I hope that your idea doesn't become reality and that 'where we have comment, opinion and editorial analysis of much greater depth than the BBC's due impartiality allows' leads to more Daily Mail like applications.

I would definitely pay good money to be able to turn off the comments on the Guardian site.

Well apple do make a lot of surprising decision. They kinda do what the better suits them. Like releasing the iphone 4 whitout clearly fully testing his liability which lead them into giving away free cover because they failed at designing a product that work correctly... I'm disapointed in how all those decision seem to be displaying a quality decreasing but i'm even more disapointed by seeing all those follower not even realising what going on in front of their eyes...

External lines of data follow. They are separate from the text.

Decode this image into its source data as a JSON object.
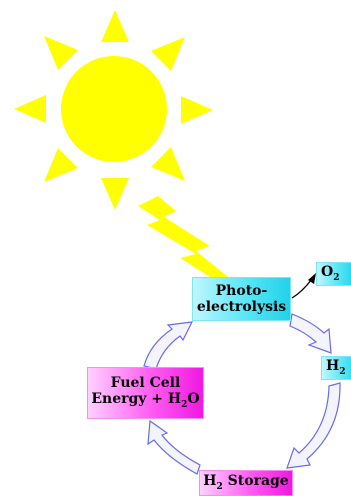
{
  "diagram": {
    "nodes": {
      "photoelectrolysis": {
        "line1": "Photo-",
        "line2": "electrolysis"
      },
      "oxygen": {
        "base": "O",
        "sub": "2"
      },
      "hydrogen": {
        "base": "H",
        "sub": "2"
      },
      "storage": {
        "base": "H",
        "sub": "2",
        "rest": " Storage"
      },
      "fuel_cell": {
        "line1": "Fuel Cell",
        "line2_base": "Energy + H",
        "line2_sub": "2",
        "line2_rest": "O"
      }
    },
    "colors": {
      "sun": "#ffff00",
      "photo_box": "#33dcf0",
      "fuel_box": "#ff3cf0",
      "arrow_fill": "#f4f4ff",
      "arrow_stroke": "#6a6aee"
    },
    "icons": [
      "sun-icon",
      "lightning-bolt-icon"
    ]
  }
}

About the BBC, it should have definitly gone through a full public test.

The BBC are well know for their ill thought out moves .. Salford Quays relocation anyone? :)

I stumbled across this post in a Google search and I am glad I did.

It seems to me that the power held and the infulence that the BBC has, has allowed for this apparent oversight by the Trust to have taken place. I fully agree with your comments of
"struggle to understand how placing BBC content in the app store was defined by the Trust as not being "a new area of activity for the BBC"."

as it blatantly is. My question is why have the checks and balances not come into play over this issue. Who are the bodies responsible for authorising such manouveurs? It will be interesting to see te tactics used as the BBC move into more territory in the New Media sphere.

Cool article, but is your gripe because the BBC now has an app available that will steal Guardian's business/potential business or that they didn't spend enough time making an 'awesome' app?

It doesn't seem fair that the BBC are allowed to compete in the commercial arena like this. It also doesn't seem fair that any non-license payer can access so much BBC content for free yet as a license payer, I can't even get my local radio station on DAB. I think they need to look where they should be investing our money.